Thursday, June 05, 2008

The Emigrant's Dilemma, Chapter 4: Best Laid Plans

So if I were doing a blog post today, it was supposed to have been out of Aix-en-Provence, a place I've wanted to visit for a while, and a stopover between Berlin and Fes, Morocco, where I was supposed to have been attending the Festival of World Sacred Music.


This weekend, a thought struck me: I'm owed €1200 by a magazine. I work for them regularly, they always pay quickly, and there was no reason to believe this money wouldn't be along shortly. It wasn't there Friday, it wasn't there Saturday. This raised the tension a bit, since I had to pay rent and bills before I left. There'd be a nice chunk of change left over, which would pay for hotels in France, daily expenses in Morocco, and whatnot, and there'd be plenty still in my pocket when the train from Marseille dropped me at Montpellier St. Roch station at noon on June 16.

The money wasn't there on Monday. It wasn't there on Tuesday.

Just because you know things have to get even more tense before they can deflate, Wednesday dawned with my waiting for a Federal Express guy to pick up the recordings I'd made for Fresh Air on Tuesday over at ARD. Since I wanted to get an early start on the day, when I'd filled out the pickup form on line, I'd put 10:30 as the earliest time for pickup and noon as the latest. After that I'd be free to hit the bank and, assuming the money was there, do my pre-trip shopping (surge protector, etc.), pack, and so on.

At noon the phone rang. It was FedEx. They were at my old house and couldn't find me. Well, of course not! I told the guy where I was and he told me that this wasn't his problem, that one of his colleagues would have to pick it up and I should go back to the website and fill out a whole other pickup form. So I did. And put a new permanent address for me there, as well. I specified that they should pick it up immediately, or as late as 3. Not a lot of time, and I couldn't leave the house to check the bank, but I'd survive.

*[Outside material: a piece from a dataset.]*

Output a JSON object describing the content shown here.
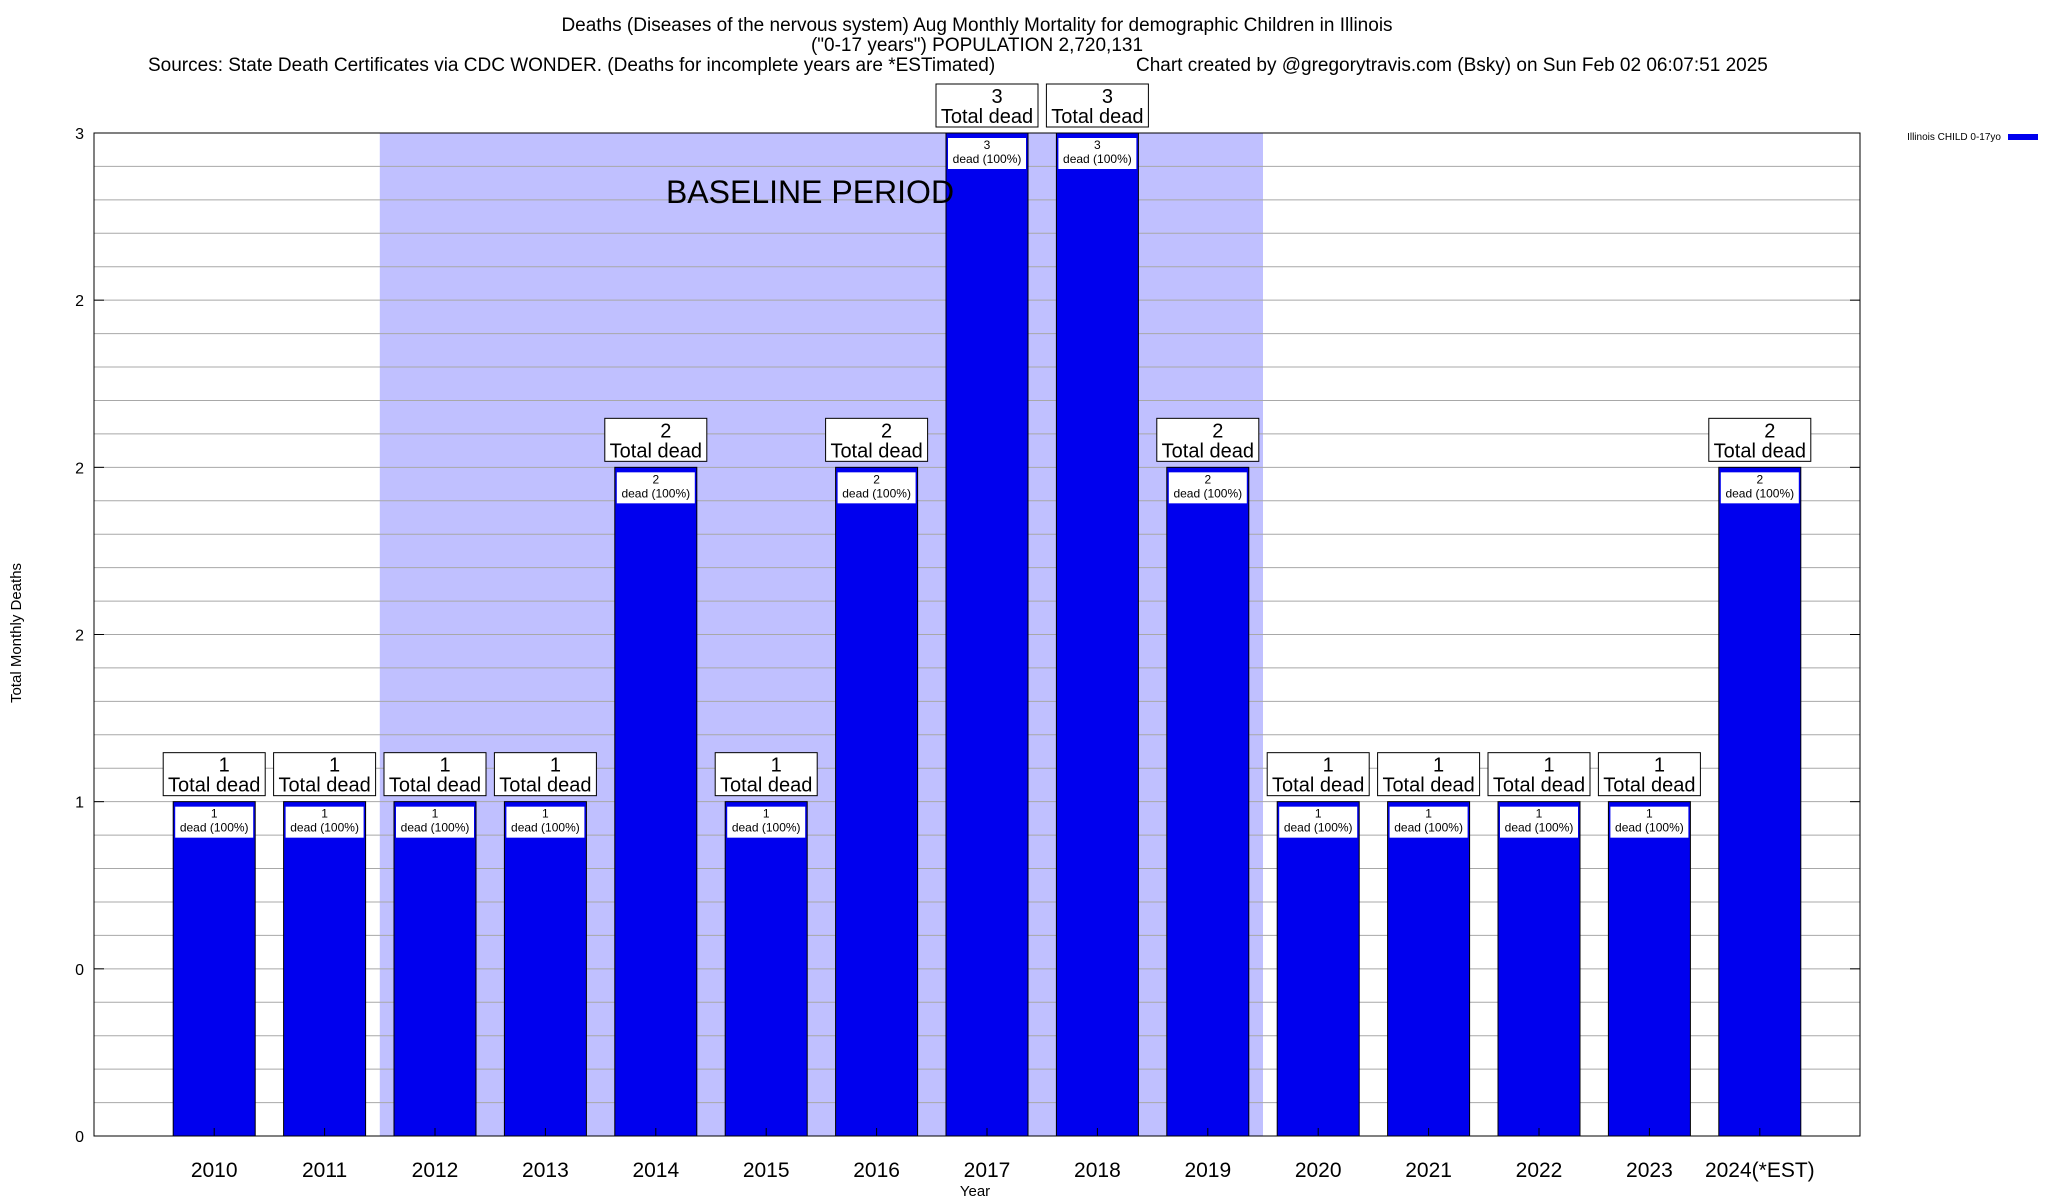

At 3:45 the guy finally showed. I handed him the package and followed him out the door to head to the bank as fast as I could go.

The money wasn't there.

So I trudged back home, cancelled my plane ticket to Marseille (€250, no refund), both hotel reservations for before and after the Moroccan trip, and threw away my Marseille-Montpellier train ticket (€17). I also wrote the publicist who'd set things up, and to put it mildly, she was not pleased. I was informed, rather icily, that I would never be approved for this jaunt again, because of the last-minute cancellation. I tended to look at it as trying until the last minute to make it, but okay.

There's an up side to this, of course. Nobody has agreed to take this apartment after I leave, so I have more time to show it. I can concentrate on the still-unknown moving cost and maybe make a commitment to a mover. (I just got off the phone with a guy who'd given the place a cursory look the other day, clearly not interested, and who called me back with a quote of €3800. Somehow I think I can do better than that...) And my risk of gastrointestinal disaster has just dipped significantly.

Now, when the money comes, I'll just head to Kopfbahnhof, that nest of crazed rail-nerds, and buy a Berlin-Montpellier ticket.

And meanwhile, I scan the rental ads online and realize that there are quite a few places that look just right. Now to snag one.


gary etie said...


There are definitely times where knowing when not to do something, or cooling it, until things are copasetic, is the better route. I don't know about you, but Austin has certainly tested, and proved, that adage over the years.


Anonymous said...

I've suffered the same kind of banking humiliations from publishers that typically pay quickly that you describe, Ed. It always seems that only when I really need the money is the check late -- some kind of twisted fate for finances, I guess. There's always a legit excuse (the editor says something like "I was out of town and couldn't turn in your invoice until this week"), but why is it that payments to freelancers are never considered by editors and publishers to be paychecks? More than once I've told an editor who was late with a payment, "If your paycheck was even a day late you'd scream," but they never seem to consider that we use our freelance payments for the same things -- rent, food, bills -- they use paychecks for.

In any event, you've got my sympathy.